Warner Bros. release “DC League of Super-Pets” looks to take second. The film earned $3.35 million on Friday, marking a 64% drop from its opening day last week. The animated feature has been somewhat of an underperformer, especially for a film featuring iconography from DC Comics (even if it follows the Justice League’s furry friends). With the film’s current domestic gross standing at $38 million, “Super-Pets” still has a way to go to recoup a $90 million production budget.
Not helping things for “Super-Pets” is the continued success of Universal’s “Minions: The Rise of Gru,” which has remained a big hit with audiences since its debut over the Fourth of July weekend. The “Despicable Me” spinoff looks to take fifth on domestic charts this weekend, dropping a slim 38% in its sixth weekend. The film’s domestic haul currently stands at an impressive $330 million.
Universal’s “Nope” looks to take bronze, projecting an $8 million haul for its third weekend. Jordan Peele’s sci-fi thriller should surpass a $100 million domestic gross sometime within the next week — a remarkable achievement for an original film primarily sold on its director’s name.
Disney’s “Thor: Love and Thunder” is eyeing fourth place, adding $2.2 million to its haul on Friday. The Marvel Cinematic Universe entry currently stands as the sixth-biggest domestic release of the year, pushing its domestic gross past $315 million this weekend.

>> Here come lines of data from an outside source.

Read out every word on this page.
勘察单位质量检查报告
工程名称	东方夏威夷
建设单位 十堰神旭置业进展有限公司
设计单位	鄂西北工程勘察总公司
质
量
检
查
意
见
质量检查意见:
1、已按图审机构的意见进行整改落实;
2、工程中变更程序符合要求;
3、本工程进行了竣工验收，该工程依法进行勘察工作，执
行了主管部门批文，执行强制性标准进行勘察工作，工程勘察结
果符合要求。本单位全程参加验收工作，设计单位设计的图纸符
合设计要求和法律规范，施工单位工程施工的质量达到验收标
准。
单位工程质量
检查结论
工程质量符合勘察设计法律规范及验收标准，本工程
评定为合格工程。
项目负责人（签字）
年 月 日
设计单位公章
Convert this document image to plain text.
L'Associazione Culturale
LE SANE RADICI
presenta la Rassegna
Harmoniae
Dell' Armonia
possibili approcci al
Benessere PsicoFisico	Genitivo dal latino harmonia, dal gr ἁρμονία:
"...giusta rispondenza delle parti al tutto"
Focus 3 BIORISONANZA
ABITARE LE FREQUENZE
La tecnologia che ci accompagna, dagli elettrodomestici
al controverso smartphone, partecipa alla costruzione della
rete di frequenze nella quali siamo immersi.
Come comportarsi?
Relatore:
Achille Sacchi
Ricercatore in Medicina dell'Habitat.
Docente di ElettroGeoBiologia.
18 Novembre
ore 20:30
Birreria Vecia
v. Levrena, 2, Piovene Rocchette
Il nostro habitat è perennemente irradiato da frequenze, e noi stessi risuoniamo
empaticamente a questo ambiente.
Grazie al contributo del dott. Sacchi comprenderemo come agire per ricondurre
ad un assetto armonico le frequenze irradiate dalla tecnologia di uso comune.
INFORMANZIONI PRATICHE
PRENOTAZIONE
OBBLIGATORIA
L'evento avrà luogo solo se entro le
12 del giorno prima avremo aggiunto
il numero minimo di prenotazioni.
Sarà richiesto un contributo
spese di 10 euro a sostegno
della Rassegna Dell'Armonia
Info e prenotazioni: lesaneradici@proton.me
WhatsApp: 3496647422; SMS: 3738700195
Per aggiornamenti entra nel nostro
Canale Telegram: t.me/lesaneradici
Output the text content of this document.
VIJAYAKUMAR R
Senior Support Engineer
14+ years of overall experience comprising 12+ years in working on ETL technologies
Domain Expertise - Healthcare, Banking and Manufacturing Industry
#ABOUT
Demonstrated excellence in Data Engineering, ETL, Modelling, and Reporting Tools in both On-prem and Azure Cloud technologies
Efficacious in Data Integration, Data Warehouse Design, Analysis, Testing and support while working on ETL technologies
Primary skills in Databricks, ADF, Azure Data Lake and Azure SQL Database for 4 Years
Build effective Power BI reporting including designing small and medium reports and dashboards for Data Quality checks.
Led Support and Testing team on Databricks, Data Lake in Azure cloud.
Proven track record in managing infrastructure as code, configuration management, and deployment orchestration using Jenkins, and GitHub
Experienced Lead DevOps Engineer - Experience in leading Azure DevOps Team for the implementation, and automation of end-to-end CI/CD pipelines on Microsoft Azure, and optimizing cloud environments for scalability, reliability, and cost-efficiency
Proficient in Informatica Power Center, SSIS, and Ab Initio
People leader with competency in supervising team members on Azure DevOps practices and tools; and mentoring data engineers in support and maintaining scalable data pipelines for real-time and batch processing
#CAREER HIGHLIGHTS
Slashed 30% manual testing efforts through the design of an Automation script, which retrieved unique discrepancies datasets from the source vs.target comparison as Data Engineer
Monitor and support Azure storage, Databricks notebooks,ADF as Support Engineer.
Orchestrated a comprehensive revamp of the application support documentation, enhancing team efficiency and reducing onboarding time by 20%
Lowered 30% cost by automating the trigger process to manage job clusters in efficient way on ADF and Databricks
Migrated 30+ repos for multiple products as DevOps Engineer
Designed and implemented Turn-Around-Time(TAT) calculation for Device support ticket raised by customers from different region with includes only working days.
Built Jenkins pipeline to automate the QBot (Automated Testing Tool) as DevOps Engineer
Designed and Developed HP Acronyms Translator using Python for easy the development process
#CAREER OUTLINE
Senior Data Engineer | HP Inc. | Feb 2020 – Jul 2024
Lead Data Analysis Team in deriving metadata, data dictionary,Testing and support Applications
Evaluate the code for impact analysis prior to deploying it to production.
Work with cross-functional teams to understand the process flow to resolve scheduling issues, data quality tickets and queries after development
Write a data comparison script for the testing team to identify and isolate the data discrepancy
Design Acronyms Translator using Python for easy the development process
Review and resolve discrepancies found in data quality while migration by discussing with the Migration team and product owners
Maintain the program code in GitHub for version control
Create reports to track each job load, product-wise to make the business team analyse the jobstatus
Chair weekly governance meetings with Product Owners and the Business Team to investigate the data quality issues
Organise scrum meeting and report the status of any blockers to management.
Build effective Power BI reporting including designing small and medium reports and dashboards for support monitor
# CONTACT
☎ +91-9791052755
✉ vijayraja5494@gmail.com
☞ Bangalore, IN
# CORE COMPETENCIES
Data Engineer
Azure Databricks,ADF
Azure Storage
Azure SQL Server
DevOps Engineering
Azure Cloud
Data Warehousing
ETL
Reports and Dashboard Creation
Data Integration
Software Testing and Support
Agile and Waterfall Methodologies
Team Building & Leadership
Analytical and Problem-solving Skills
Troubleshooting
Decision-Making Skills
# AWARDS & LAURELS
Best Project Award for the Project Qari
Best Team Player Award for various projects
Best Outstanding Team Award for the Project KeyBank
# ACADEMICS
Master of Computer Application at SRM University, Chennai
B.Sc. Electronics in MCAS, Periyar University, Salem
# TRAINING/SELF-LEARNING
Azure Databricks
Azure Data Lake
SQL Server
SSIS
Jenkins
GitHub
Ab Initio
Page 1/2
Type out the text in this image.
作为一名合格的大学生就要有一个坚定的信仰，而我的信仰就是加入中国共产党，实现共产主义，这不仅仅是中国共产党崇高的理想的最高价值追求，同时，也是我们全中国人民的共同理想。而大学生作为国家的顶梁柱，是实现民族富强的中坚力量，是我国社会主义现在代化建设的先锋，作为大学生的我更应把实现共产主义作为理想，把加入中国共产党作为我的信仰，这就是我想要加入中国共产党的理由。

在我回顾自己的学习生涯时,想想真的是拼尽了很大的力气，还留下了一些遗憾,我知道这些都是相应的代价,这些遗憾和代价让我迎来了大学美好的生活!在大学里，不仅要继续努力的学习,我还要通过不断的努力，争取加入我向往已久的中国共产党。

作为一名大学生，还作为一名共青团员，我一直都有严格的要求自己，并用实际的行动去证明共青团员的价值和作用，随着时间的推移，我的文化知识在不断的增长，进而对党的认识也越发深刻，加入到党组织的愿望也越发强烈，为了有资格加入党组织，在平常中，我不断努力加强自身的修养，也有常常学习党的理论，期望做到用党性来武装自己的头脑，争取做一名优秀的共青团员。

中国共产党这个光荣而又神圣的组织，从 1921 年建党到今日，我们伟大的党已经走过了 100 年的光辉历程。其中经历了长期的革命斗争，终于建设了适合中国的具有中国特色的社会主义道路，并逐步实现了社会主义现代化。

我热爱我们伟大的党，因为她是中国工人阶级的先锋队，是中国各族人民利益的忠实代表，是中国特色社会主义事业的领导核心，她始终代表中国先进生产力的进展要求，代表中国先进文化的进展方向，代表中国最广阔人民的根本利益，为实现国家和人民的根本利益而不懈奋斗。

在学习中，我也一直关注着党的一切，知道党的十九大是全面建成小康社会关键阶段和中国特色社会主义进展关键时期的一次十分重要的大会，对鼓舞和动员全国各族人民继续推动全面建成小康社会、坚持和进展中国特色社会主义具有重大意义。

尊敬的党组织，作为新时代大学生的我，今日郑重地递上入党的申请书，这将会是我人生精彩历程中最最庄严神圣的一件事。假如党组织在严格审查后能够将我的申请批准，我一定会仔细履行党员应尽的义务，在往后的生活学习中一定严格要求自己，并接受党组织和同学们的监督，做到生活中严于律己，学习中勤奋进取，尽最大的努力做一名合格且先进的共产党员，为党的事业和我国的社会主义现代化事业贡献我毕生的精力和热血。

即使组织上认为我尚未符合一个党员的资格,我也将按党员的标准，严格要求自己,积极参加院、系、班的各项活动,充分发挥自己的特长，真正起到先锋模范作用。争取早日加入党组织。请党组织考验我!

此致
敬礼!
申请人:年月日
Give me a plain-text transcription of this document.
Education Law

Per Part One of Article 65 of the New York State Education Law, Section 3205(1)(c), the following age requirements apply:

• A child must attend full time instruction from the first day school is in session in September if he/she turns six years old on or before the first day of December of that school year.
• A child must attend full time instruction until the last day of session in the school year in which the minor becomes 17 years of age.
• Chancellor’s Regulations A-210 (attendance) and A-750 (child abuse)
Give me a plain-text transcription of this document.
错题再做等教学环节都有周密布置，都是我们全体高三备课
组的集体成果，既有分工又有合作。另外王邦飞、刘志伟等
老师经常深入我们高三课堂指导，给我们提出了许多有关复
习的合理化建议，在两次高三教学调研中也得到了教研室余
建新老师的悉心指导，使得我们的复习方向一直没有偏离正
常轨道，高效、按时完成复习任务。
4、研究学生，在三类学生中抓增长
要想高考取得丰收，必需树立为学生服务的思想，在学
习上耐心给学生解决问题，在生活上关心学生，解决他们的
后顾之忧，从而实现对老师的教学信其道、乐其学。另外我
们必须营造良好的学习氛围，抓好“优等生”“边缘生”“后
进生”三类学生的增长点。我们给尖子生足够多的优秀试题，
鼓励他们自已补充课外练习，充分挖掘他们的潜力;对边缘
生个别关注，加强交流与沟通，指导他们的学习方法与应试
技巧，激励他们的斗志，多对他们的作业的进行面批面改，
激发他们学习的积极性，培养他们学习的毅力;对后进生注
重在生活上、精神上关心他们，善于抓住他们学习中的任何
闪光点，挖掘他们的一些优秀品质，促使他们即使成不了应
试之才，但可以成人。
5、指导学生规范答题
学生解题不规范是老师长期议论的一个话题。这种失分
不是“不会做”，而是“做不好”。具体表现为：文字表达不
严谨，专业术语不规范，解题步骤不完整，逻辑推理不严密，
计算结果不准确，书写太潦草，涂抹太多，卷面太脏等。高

Finally, it seems that “Top Gun: Maverick” may finally exit the domestic box office’s top five for the first time this weekend, although it’s in a close race for fifth with “The Rise of Gru.” Paramount’s runaway success is projecting another slim fall — only 21% down — in its eleventh weekend at the box office. With $657 million in the bank from North America, the Tom Cruise sequel will likely surpass the $659 million gross of “Titanic” today to become the seventh biggest film ever in the history of the domestic box office.